Founder & CEO of ERP Maestro. Jody is a trusted advisor and security thought leader who is a CISSP, a CISA, and former director of KPMG. Follow him on Twitter @JodyCPaterson.
How SAP’s Digital Transformation Impacts Access Controls
This article originally appeared on e3zine in July 2019.
With all of the talk about SAP S/4 Hana migrations, one thing often gets lost in the conversation. What happens to access controls in this digital transformation and migration to S/4 Hana?
Unequivocally, SAP has made some big strides in digital transformation with the powerful combination of the new Hana database and its latest iteration of ERP, S/4 Hana. Leveraging big data is a major component of digital transformation, and SAP has hit the mark with faster processing and analysis due to the Hana in-memory database and S/4 digital core. However, with all of the talk about S/4 Hana migration, one thing often gets lost in the conversation. What happens to access controls and GRC in this digital transformation and migration to S/4?
Additional access control migration
For users of SAP’s Access Controls (SAP GRC) and those who continue to use it, an additional migration is required from GRC 10 to GRC 12. However, with S/4, some functionality, such as HR, supply chain, etc., that used to reside within SAP’s ECC ERP, now sits outside of the S/4 Hana digital core in the form of cloud apps, like SAP SuccessFactors, SAP Concur, SAP Ariba and SAP Fieldglass.
In order to have access controls and visibility into access risks beyond the digital core and across the cloud application ecosystem, users of GRC 12 also will have to implement SAP’s Identity Access Governance (IAG) solution, which serves as a bridge for the on-premise GRC 12 solution. This enables connection to and access analysis of the applications external to the digital core.

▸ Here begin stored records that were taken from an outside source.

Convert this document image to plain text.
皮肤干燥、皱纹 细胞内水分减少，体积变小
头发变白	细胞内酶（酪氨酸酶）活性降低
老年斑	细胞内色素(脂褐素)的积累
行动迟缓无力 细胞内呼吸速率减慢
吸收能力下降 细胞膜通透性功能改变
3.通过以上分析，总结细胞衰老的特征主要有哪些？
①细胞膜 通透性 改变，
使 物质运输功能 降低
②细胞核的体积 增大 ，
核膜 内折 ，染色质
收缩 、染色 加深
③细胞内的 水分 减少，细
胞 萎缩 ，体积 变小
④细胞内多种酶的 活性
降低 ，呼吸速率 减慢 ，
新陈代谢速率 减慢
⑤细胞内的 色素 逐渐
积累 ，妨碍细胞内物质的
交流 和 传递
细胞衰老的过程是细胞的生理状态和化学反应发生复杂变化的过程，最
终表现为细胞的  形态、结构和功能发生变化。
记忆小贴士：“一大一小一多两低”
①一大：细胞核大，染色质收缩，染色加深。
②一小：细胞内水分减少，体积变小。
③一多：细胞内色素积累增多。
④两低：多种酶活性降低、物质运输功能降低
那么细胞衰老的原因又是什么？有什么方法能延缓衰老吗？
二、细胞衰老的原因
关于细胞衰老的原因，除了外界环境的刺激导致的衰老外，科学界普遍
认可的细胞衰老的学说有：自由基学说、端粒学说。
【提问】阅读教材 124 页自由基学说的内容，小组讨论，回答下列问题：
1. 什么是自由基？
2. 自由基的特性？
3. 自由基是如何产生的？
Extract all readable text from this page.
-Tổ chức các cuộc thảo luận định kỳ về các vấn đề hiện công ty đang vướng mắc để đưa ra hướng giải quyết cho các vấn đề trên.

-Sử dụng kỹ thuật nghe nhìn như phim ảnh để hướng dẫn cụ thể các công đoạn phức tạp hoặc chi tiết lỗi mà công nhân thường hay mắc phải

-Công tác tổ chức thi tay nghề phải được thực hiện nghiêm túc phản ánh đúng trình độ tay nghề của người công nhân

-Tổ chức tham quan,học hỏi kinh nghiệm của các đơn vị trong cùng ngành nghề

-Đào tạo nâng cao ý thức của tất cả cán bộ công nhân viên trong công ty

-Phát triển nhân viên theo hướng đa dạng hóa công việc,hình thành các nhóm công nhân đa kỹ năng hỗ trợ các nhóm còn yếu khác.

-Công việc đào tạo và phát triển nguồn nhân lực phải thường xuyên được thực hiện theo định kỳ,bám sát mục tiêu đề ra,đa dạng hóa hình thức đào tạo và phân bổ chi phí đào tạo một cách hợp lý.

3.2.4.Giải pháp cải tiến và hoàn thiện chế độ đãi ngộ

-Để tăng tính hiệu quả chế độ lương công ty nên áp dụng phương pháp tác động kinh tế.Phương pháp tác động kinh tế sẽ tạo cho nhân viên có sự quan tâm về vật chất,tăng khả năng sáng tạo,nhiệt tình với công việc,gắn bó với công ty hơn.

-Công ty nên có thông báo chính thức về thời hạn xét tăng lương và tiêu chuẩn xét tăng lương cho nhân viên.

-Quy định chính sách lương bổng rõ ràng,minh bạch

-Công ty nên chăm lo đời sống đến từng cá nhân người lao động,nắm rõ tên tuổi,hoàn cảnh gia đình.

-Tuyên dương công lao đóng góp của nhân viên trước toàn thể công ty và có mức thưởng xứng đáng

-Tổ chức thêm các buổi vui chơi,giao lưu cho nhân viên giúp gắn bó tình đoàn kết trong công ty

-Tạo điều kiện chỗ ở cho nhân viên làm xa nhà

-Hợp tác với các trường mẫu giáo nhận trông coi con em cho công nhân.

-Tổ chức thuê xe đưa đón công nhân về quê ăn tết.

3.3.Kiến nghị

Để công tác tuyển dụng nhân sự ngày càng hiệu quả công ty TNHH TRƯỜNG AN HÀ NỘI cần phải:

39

What happens after GRC 12?
SAP has said that GRC 12 was not going away. Conversely, however, another source reports that end of maintenance for GRC 12 will be as soon as December 31, 2024, meaning only a four-year gap between end of life for GRC 10 in December 2020 and end of life for GRC 12.
Access control on parallel path with digital transformation
To take advantage of the existing and growing number of cloud applications within SAP’s ecosystem – as well as those external to it but that connect to S/4 Hana – while also being able to have a cross-application view of access risks across all systems in the enterprise, SAP customers need to think about how to do that as simply and cost-effectively as possible.
In a perfect world, there would be a future-proofed solution that could eliminate the upgrade trap so that customers can be assured that wherever SAP takes its ERP in the future, access controls go right along with it without additional migrations and fees. The good news is that in the real world today, such solutions do exist and can be implemented quickly, even in less than 60 minutes.
It’s a common best practice that for any new system an organization installs, it should deploy a compatible security solution right alongside it to stay protected before, during and after implementation. Access controls are internal security to protect against the increase in fraud and the growing number of internal attacks. Companies considering or in the process of a move to S/4 Hana should be choosing their internal controls solution at the same time.
They need to take into account the options: implement two additional SAP solutions to handle access risk management and also accept the ambiguity over what will change in those solutions in the years ahead or step outside of SAP and select a future-proofed cloud solution that eliminates the continuous upgrade cycle for the long haul.